Ford will make the new year a happy one for Mustang faithful by dropping an all-new 5.0-liter V8 into the 2011 GT version of its primal pony car.
Like the new 3.7-liter/305-horsepower V6 that will seriously energize base versions of the 2011 Mustang, this new "Coyote" V8 employs Ford's sophisticated Twin independent Variable Camshaft Timing (Ti-VCT) valvetrain technology to help create a stout 412 horses and 390 lb.-ft. of torque -- huge increases over the current 4.6-liter's 315 and 325 numbers. In addition to opening the door for a whole new round of more interesting heads-up comparos with its archrival, the Chevrolet Camaro SS, this new high-tech double-overhead-cam V8 is projected to deliver a class-leading 25 mpg on the highway when the 2011 Mustang GT goes on sale in the spring.
Inspired by Ford's legendary 5.0-liter Indy 500 "Coyote" V8 racing engine, this new street counterpart began taking shape in 2007. The original design brief called for an engine that would develop in excess of 400 horses while offering superior reliability, drivability, refinement and fuel efficiency. If that wasn't enough, it also required that the overall development schedule be trimmed by 12 months. Massive numbers of man hours from many of Ford's best engine aces coupled with extensive computer modeling and effective benchmarking led to an all-aluminum 32-valve motivator that's not only far more potent than the engine it replaces -- here as well as in other future Ford products -- but one that's also 20 percent lighter than the previous 5.0-liter engine.
To meet the design goal, virtually every element and functional area was scrutinized and optimized; from maximizing the flow capabilities of the intake and exhaust systems to reducing parasitic drag by employing more efficient activation procedures for the actual Ti-VCT hardware. Functionally, Ti-VCT uses a computerized program to independently vary the timing of the individual intake and exhaust camshafts in a way that optimizes overall output while enhancing economy and lowering emissions, depending on the given driving situation. Derrick Kuzak, group vice president, Global Product Development sees it as the next chapter in the development of the world-class Mustang powertrain portfolio. "It's a thoroughly modern engine for the times, delivering the performance and fun-to-drive factor that enthusiasts want, while improving fuel economy." GT buyers will be able to back this new 5.0-liter with either a standard six-speed manual transmission or an optional six-speed automatic.

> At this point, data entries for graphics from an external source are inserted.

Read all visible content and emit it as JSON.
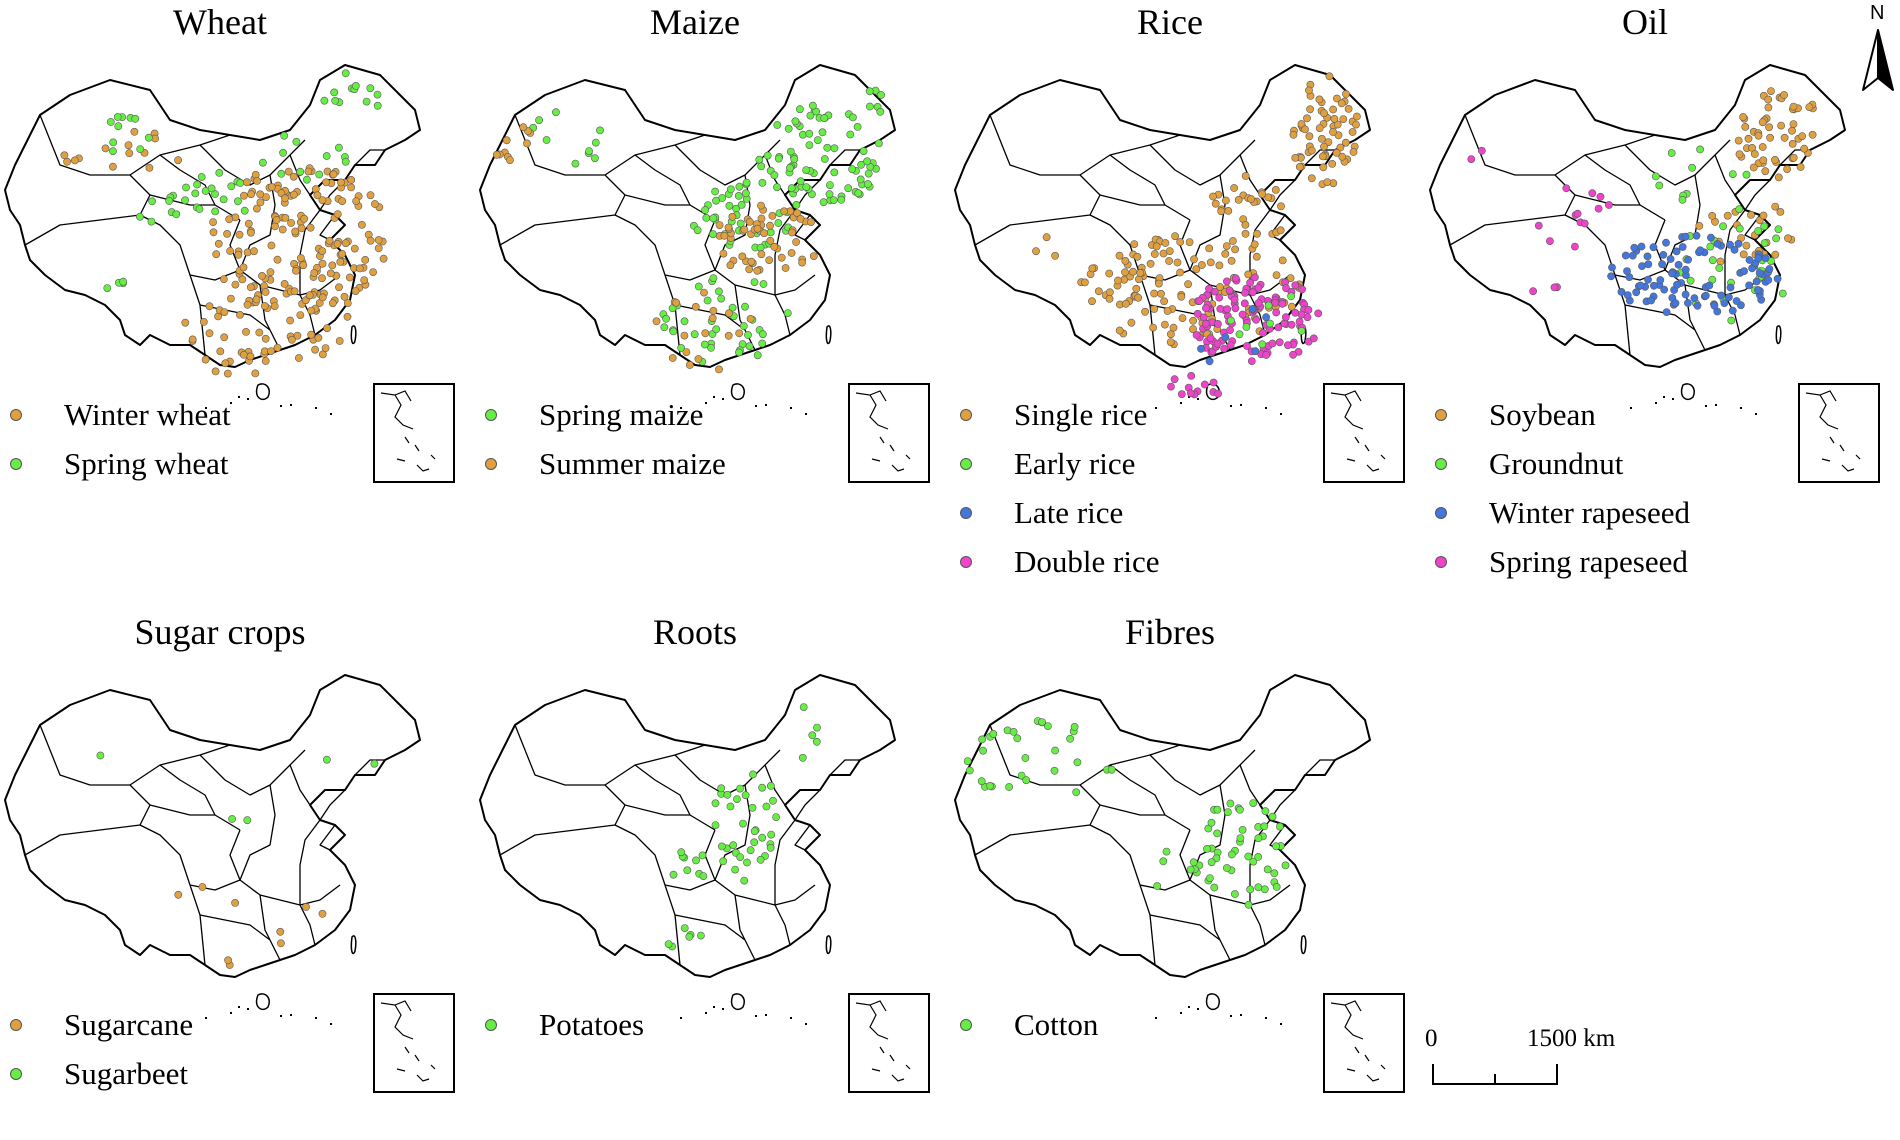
{
  "colors": {
    "orange": "#e0a040",
    "green": "#66ee44",
    "blue": "#4477dd",
    "magenta": "#ee44cc"
  },
  "north_label": "N",
  "scale": {
    "min_label": "0",
    "max_label": "1500 km"
  },
  "panels": [
    {
      "title": "Wheat",
      "legend": [
        {
          "label": "Winter wheat",
          "color": "orange"
        },
        {
          "label": "Spring wheat",
          "color": "green"
        }
      ],
      "clusters": [
        {
          "color": "orange",
          "n": 14,
          "cx": 110,
          "cy": 105,
          "rx": 75,
          "ry": 30,
          "seed": 1
        },
        {
          "color": "orange",
          "n": 175,
          "cx": 300,
          "cy": 195,
          "rx": 90,
          "ry": 75,
          "seed": 2
        },
        {
          "color": "orange",
          "n": 35,
          "cx": 240,
          "cy": 290,
          "rx": 60,
          "ry": 40,
          "seed": 3
        },
        {
          "color": "orange",
          "n": 18,
          "cx": 300,
          "cy": 285,
          "rx": 55,
          "ry": 35,
          "seed": 4
        },
        {
          "color": "green",
          "n": 12,
          "cx": 345,
          "cy": 50,
          "rx": 40,
          "ry": 30,
          "seed": 5
        },
        {
          "color": "green",
          "n": 20,
          "cx": 215,
          "cy": 150,
          "rx": 45,
          "ry": 25,
          "seed": 6
        },
        {
          "color": "green",
          "n": 10,
          "cx": 135,
          "cy": 90,
          "rx": 30,
          "ry": 25,
          "seed": 7
        },
        {
          "color": "green",
          "n": 12,
          "cx": 300,
          "cy": 110,
          "rx": 50,
          "ry": 25,
          "seed": 8
        },
        {
          "color": "green",
          "n": 6,
          "cx": 160,
          "cy": 170,
          "rx": 30,
          "ry": 20,
          "seed": 9
        },
        {
          "color": "green",
          "n": 4,
          "cx": 115,
          "cy": 240,
          "rx": 20,
          "ry": 5,
          "seed": 10
        }
      ]
    },
    {
      "title": "Maize",
      "legend": [
        {
          "label": "Spring maize",
          "color": "green"
        },
        {
          "label": "Summer maize",
          "color": "orange"
        }
      ],
      "clusters": [
        {
          "color": "green",
          "n": 75,
          "cx": 345,
          "cy": 110,
          "rx": 65,
          "ry": 50,
          "seed": 11
        },
        {
          "color": "green",
          "n": 45,
          "cx": 270,
          "cy": 170,
          "rx": 55,
          "ry": 35,
          "seed": 12
        },
        {
          "color": "green",
          "n": 40,
          "cx": 250,
          "cy": 275,
          "rx": 65,
          "ry": 45,
          "seed": 13
        },
        {
          "color": "green",
          "n": 10,
          "cx": 90,
          "cy": 95,
          "rx": 50,
          "ry": 30,
          "seed": 14
        },
        {
          "color": "green",
          "n": 8,
          "cx": 390,
          "cy": 60,
          "rx": 30,
          "ry": 25,
          "seed": 15
        },
        {
          "color": "orange",
          "n": 55,
          "cx": 290,
          "cy": 195,
          "rx": 55,
          "ry": 35,
          "seed": 16
        },
        {
          "color": "orange",
          "n": 10,
          "cx": 35,
          "cy": 100,
          "rx": 25,
          "ry": 25,
          "seed": 17
        },
        {
          "color": "orange",
          "n": 18,
          "cx": 230,
          "cy": 285,
          "rx": 55,
          "ry": 45,
          "seed": 18
        }
      ]
    },
    {
      "title": "Rice",
      "legend": [
        {
          "label": "Single rice",
          "color": "orange"
        },
        {
          "label": "Early rice",
          "color": "green"
        },
        {
          "label": "Late rice",
          "color": "blue"
        },
        {
          "label": "Double rice",
          "color": "magenta"
        }
      ],
      "clusters": [
        {
          "color": "orange",
          "n": 65,
          "cx": 375,
          "cy": 85,
          "rx": 35,
          "ry": 55,
          "seed": 21
        },
        {
          "color": "orange",
          "n": 130,
          "cx": 240,
          "cy": 245,
          "rx": 110,
          "ry": 55,
          "seed": 22
        },
        {
          "color": "orange",
          "n": 30,
          "cx": 300,
          "cy": 160,
          "rx": 40,
          "ry": 40,
          "seed": 23
        },
        {
          "color": "orange",
          "n": 3,
          "cx": 90,
          "cy": 180,
          "rx": 25,
          "ry": 50,
          "seed": 24
        },
        {
          "color": "magenta",
          "n": 120,
          "cx": 305,
          "cy": 275,
          "rx": 65,
          "ry": 45,
          "seed": 25
        },
        {
          "color": "magenta",
          "n": 12,
          "cx": 250,
          "cy": 340,
          "rx": 30,
          "ry": 12,
          "seed": 26
        },
        {
          "color": "green",
          "n": 8,
          "cx": 320,
          "cy": 270,
          "rx": 40,
          "ry": 30,
          "seed": 27
        },
        {
          "color": "blue",
          "n": 6,
          "cx": 280,
          "cy": 290,
          "rx": 50,
          "ry": 30,
          "seed": 28
        }
      ]
    },
    {
      "title": "Oil",
      "legend": [
        {
          "label": "Soybean",
          "color": "orange"
        },
        {
          "label": "Groundnut",
          "color": "green"
        },
        {
          "label": "Winter rapeseed",
          "color": "blue"
        },
        {
          "label": "Spring rapeseed",
          "color": "magenta"
        }
      ],
      "clusters": [
        {
          "color": "orange",
          "n": 55,
          "cx": 355,
          "cy": 90,
          "rx": 45,
          "ry": 45,
          "seed": 31
        },
        {
          "color": "orange",
          "n": 25,
          "cx": 320,
          "cy": 190,
          "rx": 50,
          "ry": 40,
          "seed": 32
        },
        {
          "color": "green",
          "n": 30,
          "cx": 310,
          "cy": 220,
          "rx": 55,
          "ry": 60,
          "seed": 33
        },
        {
          "color": "green",
          "n": 10,
          "cx": 280,
          "cy": 130,
          "rx": 50,
          "ry": 30,
          "seed": 34
        },
        {
          "color": "blue",
          "n": 100,
          "cx": 270,
          "cy": 230,
          "rx": 85,
          "ry": 40,
          "seed": 35
        },
        {
          "color": "magenta",
          "n": 12,
          "cx": 150,
          "cy": 170,
          "rx": 45,
          "ry": 35,
          "seed": 36
        },
        {
          "color": "magenta",
          "n": 2,
          "cx": 60,
          "cy": 110,
          "rx": 15,
          "ry": 10,
          "seed": 37
        },
        {
          "color": "magenta",
          "n": 3,
          "cx": 130,
          "cy": 245,
          "rx": 25,
          "ry": 8,
          "seed": 38
        }
      ]
    },
    {
      "title": "Sugar crops",
      "legend": [
        {
          "label": "Sugarcane",
          "color": "orange"
        },
        {
          "label": "Sugarbeet",
          "color": "green"
        }
      ],
      "clusters": [
        {
          "color": "orange",
          "n": 9,
          "cx": 250,
          "cy": 270,
          "rx": 105,
          "ry": 45,
          "seed": 41
        },
        {
          "color": "green",
          "n": 1,
          "cx": 100,
          "cy": 100,
          "rx": 1,
          "ry": 1,
          "seed": 42
        },
        {
          "color": "green",
          "n": 2,
          "cx": 240,
          "cy": 165,
          "rx": 10,
          "ry": 4,
          "seed": 43
        },
        {
          "color": "green",
          "n": 2,
          "cx": 350,
          "cy": 105,
          "rx": 40,
          "ry": 30,
          "seed": 44
        }
      ]
    },
    {
      "title": "Roots",
      "legend": [
        {
          "label": "Potatoes",
          "color": "green"
        }
      ],
      "clusters": [
        {
          "color": "green",
          "n": 35,
          "cx": 270,
          "cy": 170,
          "rx": 35,
          "ry": 60,
          "seed": 51
        },
        {
          "color": "green",
          "n": 10,
          "cx": 220,
          "cy": 210,
          "rx": 30,
          "ry": 15,
          "seed": 52
        },
        {
          "color": "green",
          "n": 6,
          "cx": 210,
          "cy": 280,
          "rx": 20,
          "ry": 20,
          "seed": 53
        },
        {
          "color": "green",
          "n": 5,
          "cx": 330,
          "cy": 70,
          "rx": 20,
          "ry": 40,
          "seed": 54
        }
      ]
    },
    {
      "title": "Fibres",
      "legend": [
        {
          "label": "Cotton",
          "color": "green"
        }
      ],
      "clusters": [
        {
          "color": "green",
          "n": 30,
          "cx": 90,
          "cy": 105,
          "rx": 75,
          "ry": 40,
          "seed": 61
        },
        {
          "color": "green",
          "n": 50,
          "cx": 290,
          "cy": 200,
          "rx": 50,
          "ry": 55,
          "seed": 62
        },
        {
          "color": "green",
          "n": 5,
          "cx": 220,
          "cy": 215,
          "rx": 25,
          "ry": 25,
          "seed": 63
        }
      ]
    }
  ]
}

While the biggest changes to the 2011 Mustang GT are found underhood, Ford engineers also enhanced other key functional areas. Additional sound deadener and improved door seals help trim road and wind noise in all models and the convertible gains additional structural reinforcement that ups its lateral stiffness by 12 percent compared to the 2010 model. All GT models replace the old hydraulic boost with an economy-enhancing Electric Power Assist Steering (EPAS) system, offer crisper handling thanks to a new lower rear control arm and stiffened rear-stabilizer bushings, and step up to bigger front/rear brakes, as well. Enthusiasts can further upgrade the mix with an optional Brembo Brake Package than nets even larger Brembo binders from the Shelby GT500 and unique 19-inch alloy wheels with summer performance tires.
Beyond the return of prominent "5.0" badging on its front fenders, the 2011 Mustang GT will be offered in three new exterior colors: Yellow Blaze Tri-Coat, Race Red and Ingot Silver. Inside, its speedometer readout now tops at 160 mph and the tachometer redline rises from 6,500 to 7,000 rpm. Other 2011 GT upgrades include an integrated blind-spot mirror, a MyKey programmable key, a message center, universal garage door opener, and vanity lighting and stow spaces in the sun visors.